The alcohol industry has called for the urgent reopening of the manufacturing, distribution and trade of alcohol during Level 3 of the national lockdown.
The country is expected to move to Level 3 on 1 June. Based on a proposed plan around the regulations, the sale of alcohol may be permitted at retail outlets during limited hours. However, the sale of tobacco and alcohol could continue to be banned until the country reaches Level 1 of the lockdown, Cooperative Governance Minister Nkosazana Dlamini-Zuma recently said.
The trade of alcohol supports around one million jobs, according to a statement released on behalf of industry bodies South African Liquor Brand Owners Association (SALBA), Beer Association of South Africa (BASA) and VinPro.
“As an industry, we create employment for over one million people across the value chain, contribute 3% to the GDP of South Africa’s economy, and make an indirect tax contribution — VAT, customs and excise revenue — of R51 billion,” the statement reads.
Bringing the industry back online is vital, the organisations say, to prevent illicit trade, the illegal manufacture of alcoholic beverages at homes, the looting of liquor outlets, and to prevent further job losses, according to the statement.

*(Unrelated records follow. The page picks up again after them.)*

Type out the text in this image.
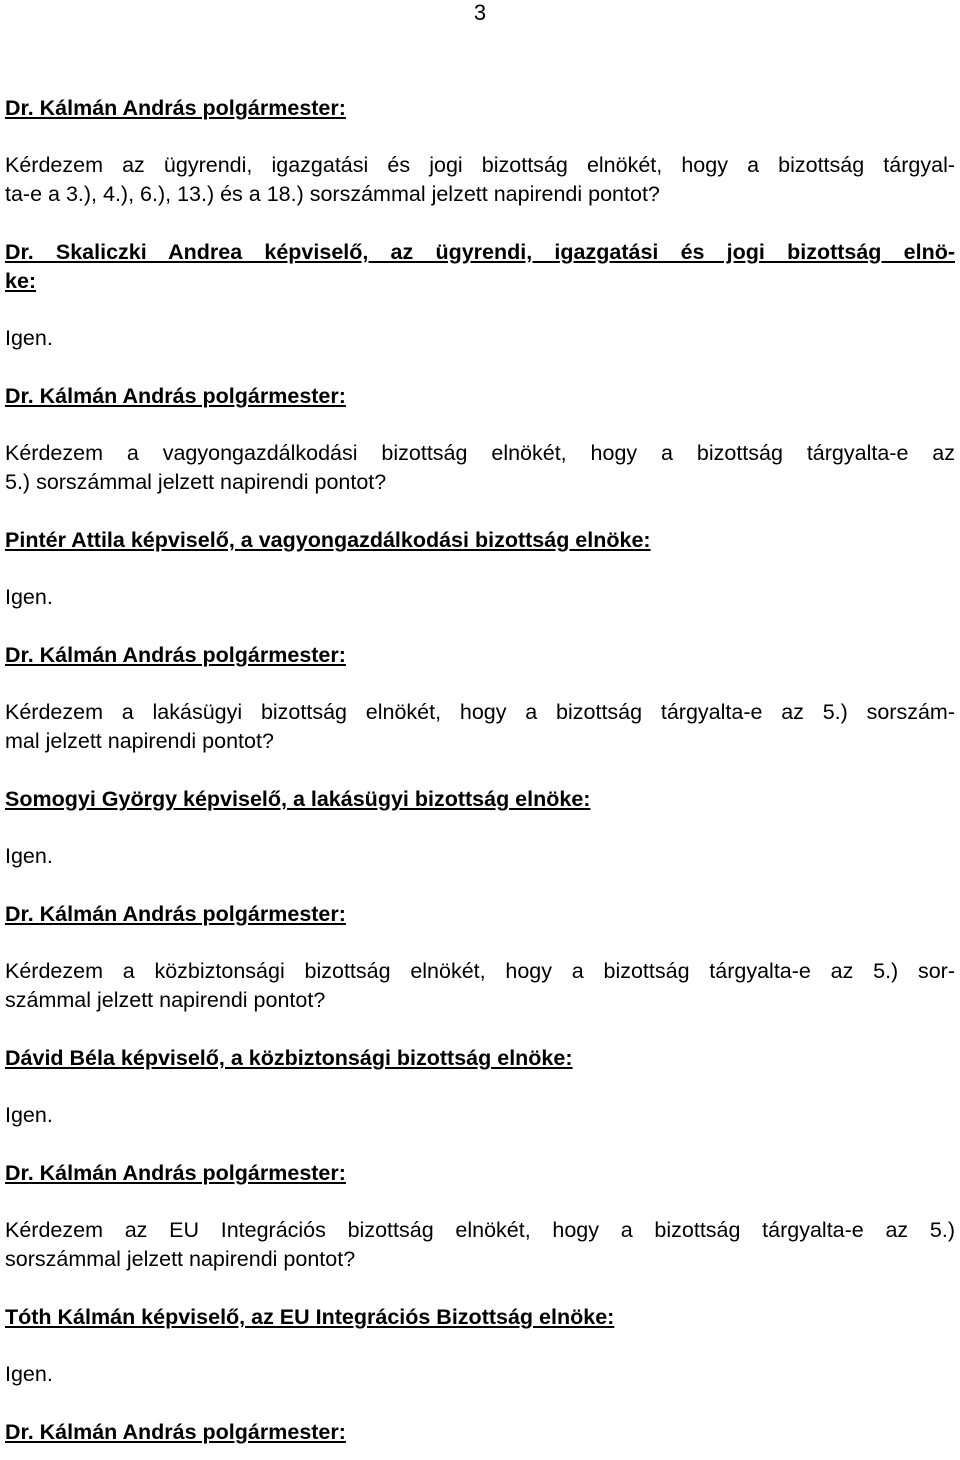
3

Dr. Kálmán András polgármester:

Kérdezem az ügyrendi, igazgatási és jogi bizottság elnökét, hogy a bizottság tárgyal-
ta-e a 3.), 4.), 6.), 13.) és a 18.) sorszámmal jelzett napirendi pontot?

Dr. Skaliczki Andrea képviselő, az ügyrendi, igazgatási és jogi bizottság elnö-
ke:

Igen.

Dr. Kálmán András polgármester:

Kérdezem a vagyongazdálkodási bizottság elnökét, hogy a bizottság tárgyalta-e az
5.) sorszámmal jelzett napirendi pontot?

Pintér Attila képviselő, a vagyongazdálkodási bizottság elnöke:

Igen.

Dr. Kálmán András polgármester:

Kérdezem a lakásügyi bizottság elnökét, hogy a bizottság tárgyalta-e az 5.) sorszám-
mal jelzett napirendi pontot?

Somogyi György képviselő, a lakásügyi bizottság elnöke:

Igen.

Dr. Kálmán András polgármester:

Kérdezem a közbiztonsági bizottság elnökét, hogy a bizottság tárgyalta-e az 5.) sor-
számmal jelzett napirendi pontot?

Dávid Béla képviselő, a közbiztonsági bizottság elnöke:

Igen.

Dr. Kálmán András polgármester:

Kérdezem az EU Integrációs bizottság elnökét, hogy a bizottság tárgyalta-e az 5.)
sorszámmal jelzett napirendi pontot?

Tóth Kálmán képviselő, az EU Integrációs Bizottság elnöke:

Igen.

Dr. Kálmán András polgármester:
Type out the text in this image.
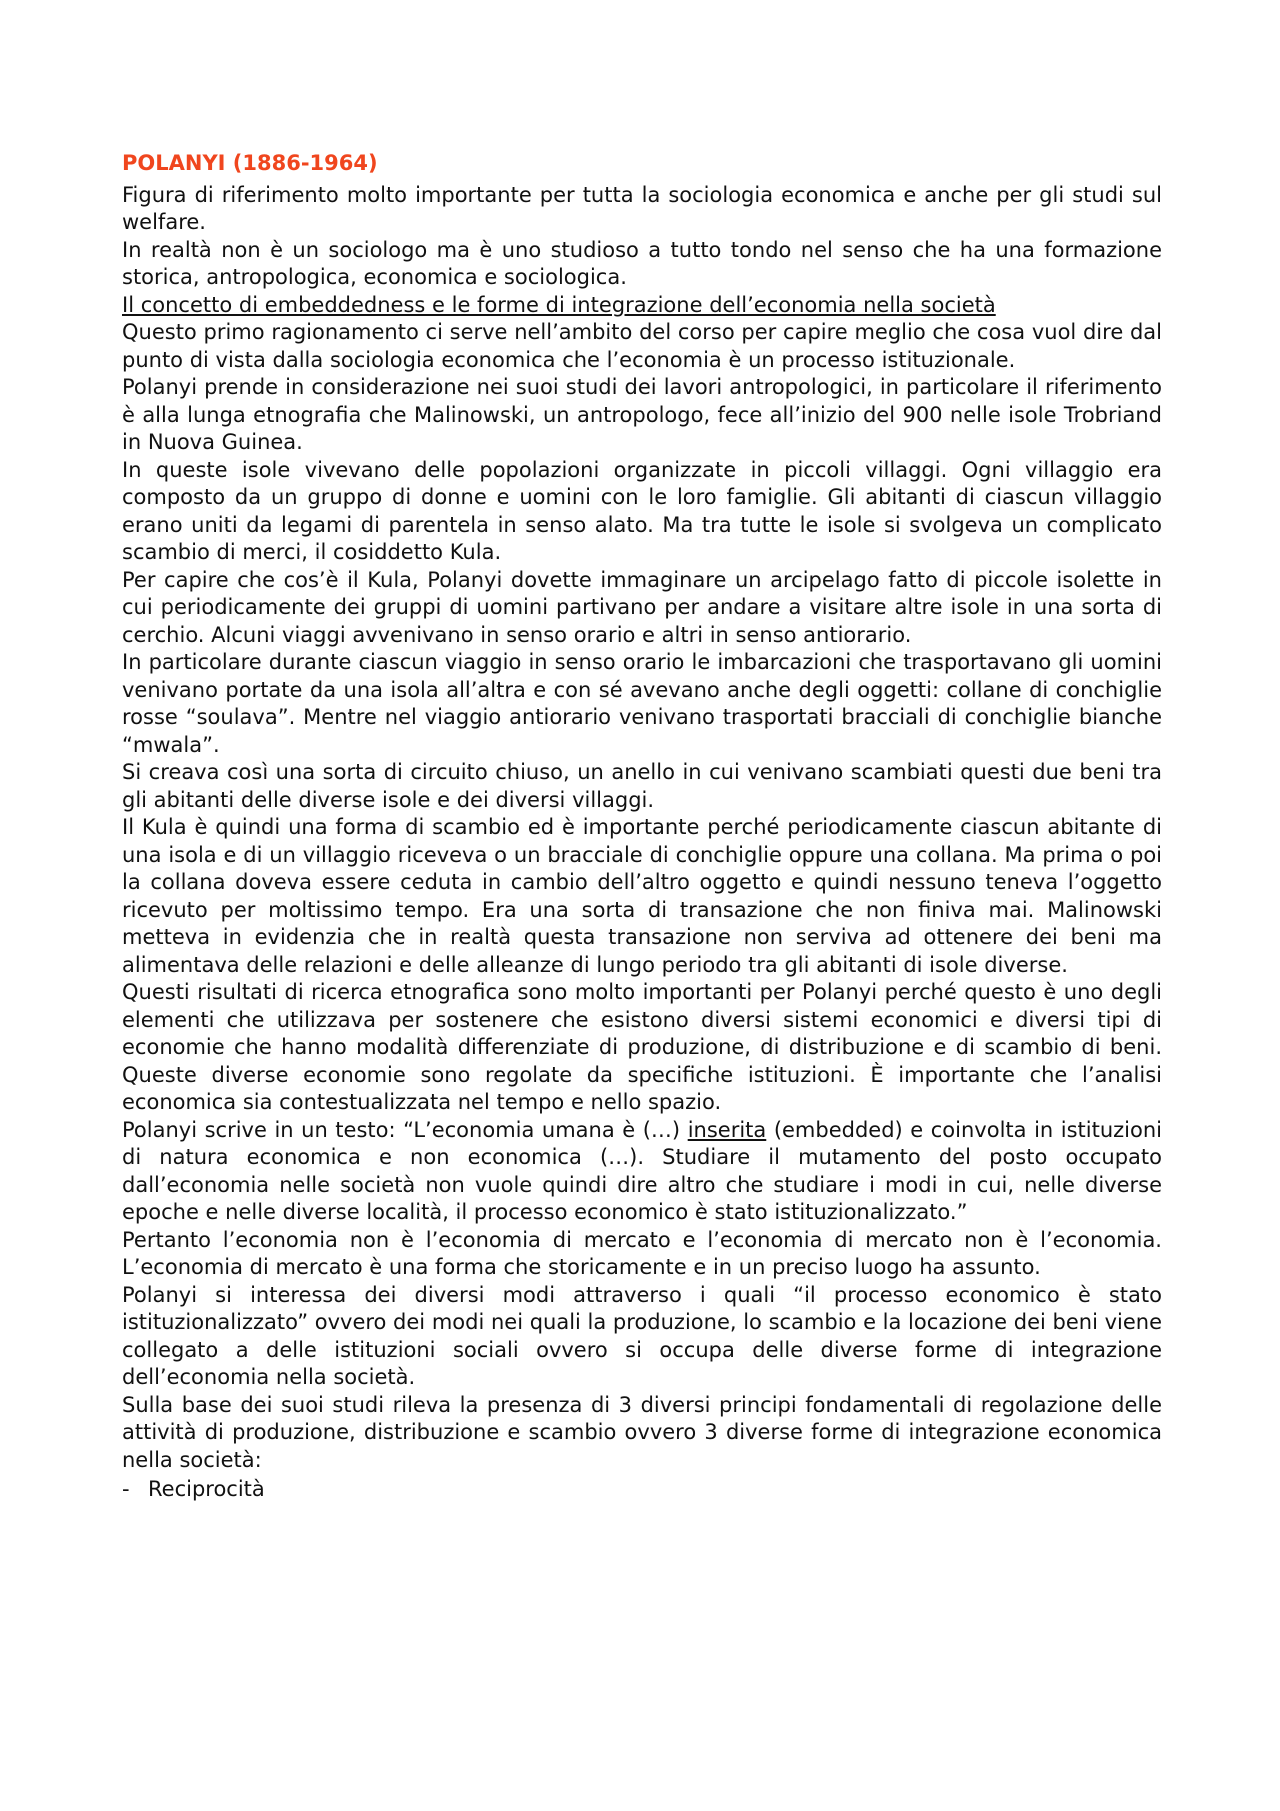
POLANYI (1886-1964)

Figura di riferimento molto importante per tutta la sociologia economica e anche per gli studi sul welfare.

In realtà non è un sociologo ma è uno studioso a tutto tondo nel senso che ha una formazione storica, antropologica, economica e sociologica.

Il concetto di embeddedness e le forme di integrazione dell’economia nella società

Questo primo ragionamento ci serve nell’ambito del corso per capire meglio che cosa vuol dire dal punto di vista dalla sociologia economica che l’economia è un processo istituzionale.

Polanyi prende in considerazione nei suoi studi dei lavori antropologici, in particolare il riferimento è alla lunga etnografia che Malinowski, un antropologo, fece all’inizio del 900 nelle isole Trobriand in Nuova Guinea.

In queste isole vivevano delle popolazioni organizzate in piccoli villaggi. Ogni villaggio era composto da un gruppo di donne e uomini con le loro famiglie. Gli abitanti di ciascun villaggio erano uniti da legami di parentela in senso alato. Ma tra tutte le isole si svolgeva un complicato scambio di merci, il cosiddetto Kula.

Per capire che cos’è il Kula, Polanyi dovette immaginare un arcipelago fatto di piccole isolette in cui periodicamente dei gruppi di uomini partivano per andare a visitare altre isole in una sorta di cerchio. Alcuni viaggi avvenivano in senso orario e altri in senso antiorario.

In particolare durante ciascun viaggio in senso orario le imbarcazioni che trasportavano gli uomini venivano portate da una isola all’altra e con sé avevano anche degli oggetti: collane di conchiglie rosse “soulava”. Mentre nel viaggio antiorario venivano trasportati bracciali di conchiglie bianche “mwala”.

Si creava così una sorta di circuito chiuso, un anello in cui venivano scambiati questi due beni tra gli abitanti delle diverse isole e dei diversi villaggi.

Il Kula è quindi una forma di scambio ed è importante perché periodicamente ciascun abitante di una isola e di un villaggio riceveva o un bracciale di conchiglie oppure una collana. Ma prima o poi la collana doveva essere ceduta in cambio dell’altro oggetto e quindi nessuno teneva l’oggetto ricevuto per moltissimo tempo. Era una sorta di transazione che non finiva mai. Malinowski metteva in evidenzia che in realtà questa transazione non serviva ad ottenere dei beni ma alimentava delle relazioni e delle alleanze di lungo periodo tra gli abitanti di isole diverse.

Questi risultati di ricerca etnografica sono molto importanti per Polanyi perché questo è uno degli elementi che utilizzava per sostenere che esistono diversi sistemi economici e diversi tipi di economie che hanno modalità differenziate di produzione, di distribuzione e di scambio di beni. Queste diverse economie sono regolate da specifiche istituzioni. È importante che l’analisi economica sia contestualizzata nel tempo e nello spazio.

Polanyi scrive in un testo: “L’economia umana è (…) inserita (embedded) e coinvolta in istituzioni di natura economica e non economica (…). Studiare il mutamento del posto occupato dall’economia nelle società non vuole quindi dire altro che studiare i modi in cui, nelle diverse epoche e nelle diverse località, il processo economico è stato istituzionalizzato.”

Pertanto l’economia non è l’economia di mercato e l’economia di mercato non è l’economia. L’economia di mercato è una forma che storicamente e in un preciso luogo ha assunto.

Polanyi si interessa dei diversi modi attraverso i quali “il processo economico è stato istituzionalizzato” ovvero dei modi nei quali la produzione, lo scambio e la locazione dei beni viene collegato a delle istituzioni sociali ovvero si occupa delle diverse forme di integrazione dell’economia nella società.

Sulla base dei suoi studi rileva la presenza di 3 diversi principi fondamentali di regolazione delle attività di produzione, distribuzione e scambio ovvero 3 diverse forme di integrazione economica nella società:

- Reciprocità
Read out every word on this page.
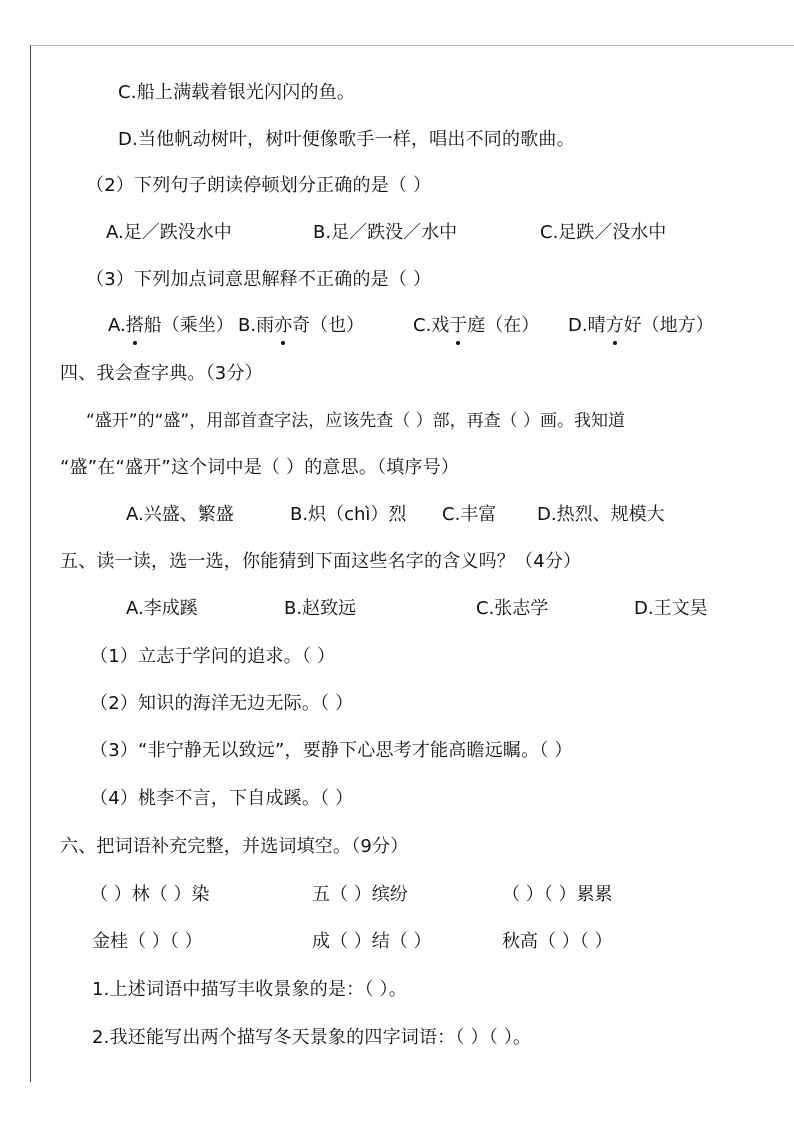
C.船上满载着银光闪闪的鱼。
D.当他帆动树叶，树叶便像歌手一样，唱出不同的歌曲。
（2）下列句子朗读停顿划分正确的是（ ）
A.足／跌没水中	B.足／跌没／水中	C.足跌／没水中
（3）下列加点词意思解释不正确的是（ ）
A.搭船（乘坐） B.雨亦奇（也）	C.戏于庭（在） D.晴方好（地方）
四、我会查字典。（3分）
“盛开”的“盛”，用部首查字法，应该先查（ ）部，再查（ ）画。我知道
“盛”在“盛开”这个词中是（ ）的意思。（填序号）
A.兴盛、繁盛	B.炽（chì）烈 C.丰富 D.热烈、规模大
五、读一读，选一选，你能猜到下面这些名字的含义吗？（4分）
A.李成蹊	B.赵致远	C.张志学	D.王文昊
（1）立志于学问的追求。（ ）
（2）知识的海洋无边无际。（ ）
（3）“非宁静无以致远”，要静下心思考才能高瞻远瞩。（ ）
（4）桃李不言，下自成蹊。（ ）
六、把词语补充完整，并选词填空。（9分）
（ ）林（ ）染	五（ ）缤纷	（ ）（ ）累累
金桂（ ）（ ）	成（ ）结（ ）	秋高（ ）（ ）
1.上述词语中描写丰收景象的是：（ ）。
2.我还能写出两个描写冬天景象的四字词语：（ ）（ ）。
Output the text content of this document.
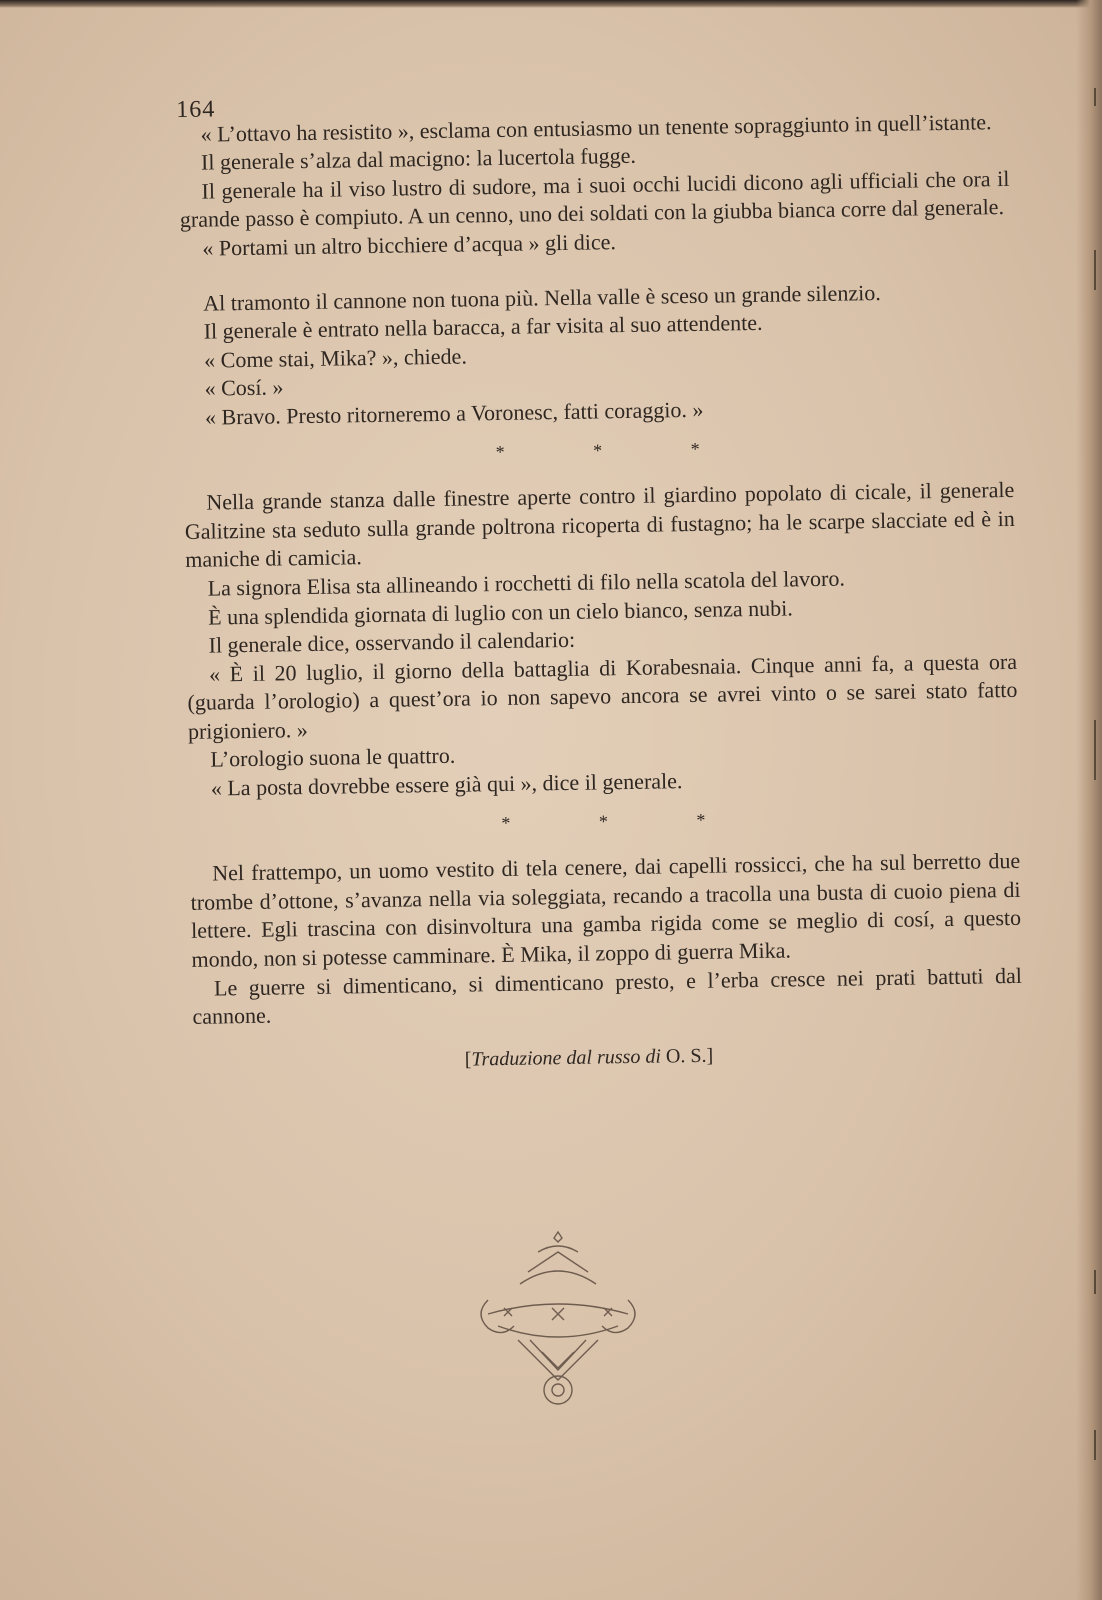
164

« L’ottavo ha resistito », esclama con entusiasmo un tenente sopraggiunto in quell’istante.

Il generale s’alza dal macigno: la lucertola fugge.

Il generale ha il viso lustro di sudore, ma i suoi occhi lucidi dicono agli ufficiali che ora il grande passo è compiuto. A un cenno, uno dei soldati con la giubba bianca corre dal generale.

« Portami un altro bicchiere d’acqua » gli dice.

Al tramonto il cannone non tuona più. Nella valle è sceso un grande silenzio.

Il generale è entrato nella baracca, a far visita al suo attendente.

« Come stai, Mika? », chiede.

« Cosí. »

« Bravo. Presto ritorneremo a Voronesc, fatti coraggio. »

* * *

Nella grande stanza dalle finestre aperte contro il giardino popolato di cicale, il generale Galitzine sta seduto sulla grande poltrona ricoperta di fustagno; ha le scarpe slacciate ed è in maniche di camicia.

La signora Elisa sta allineando i rocchetti di filo nella scatola del lavoro.

È una splendida giornata di luglio con un cielo bianco, senza nubi.

Il generale dice, osservando il calendario:

« È il 20 luglio, il giorno della battaglia di Korabesnaia. Cinque anni fa, a questa ora (guarda l’orologio) a quest’ora io non sapevo ancora se avrei vinto o se sarei stato fatto prigioniero. »

L’orologio suona le quattro.

« La posta dovrebbe essere già qui », dice il generale.

* * *

Nel frattempo, un uomo vestito di tela cenere, dai capelli rossicci, che ha sul berretto due trombe d’ottone, s’avanza nella via soleggiata, recando a tracolla una busta di cuoio piena di lettere. Egli trascina con disinvoltura una gamba rigida come se meglio di cosí, a questo mondo, non si potesse camminare. È Mika, il zoppo di guerra Mika.

Le guerre si dimenticano, si dimenticano presto, e l’erba cresce nei prati battuti dal cannone.

[Traduzione dal russo di O. S.]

“The eight-week domestic lockdown, as well as the five weeks without exports, has already resulted in the loss of 117 600 jobs. In the craft beer industry alone, there is a further 64% that will not meet their payments by the end of June and 13% have given notice on their premises and announced their decision to staff of their shut down. The 540 wineries have indicated that they will be unable to meet 70% of their payroll obligations at the end of June.”
Following recent engagements with government, SALBA, BASA and VinPro have submitted various proposals to the Department of Trade and Industry and Competition, which include safety protocols for the manufacturing, distribution and trading of alcohol. The protocols address transmission risks across the value chain and enables the safety of the workforce, suppliers, retailers, farmers and consumers.
To include taverns, the industry bodies have called for off-consumption trading licences for taverns and microbrewers. They have also proposed the opening of more channels to allow for sales, and to allow consumers enough time for purchases while maintaining social distancing.
The industry bodies have also developed a “click and collect” model for the 34 500 licenced taverns, which reduce shoppers queuing.
“Part of the support for taverns would include the initial free supply of personal protective equipment packages, including sanitisers, masks, gloves, as well as education and training material to meet strict safety protocols,” the statement says.
The industry said it was also willing to help with distribution networks in collaborating with the government, to supply PPEs to remote clinics and to deliver vital goods and educational material to communities in need.
“With no/minimal revenue for eight weeks and no certainty of the future, the industry cannot sustain the ban any further, and job cuts are a harsh reality. We hope that the gravity of the current situation is taken into serious consideration by decision makers, as the livelihoods of many people rests in their hands,” the statement concludes.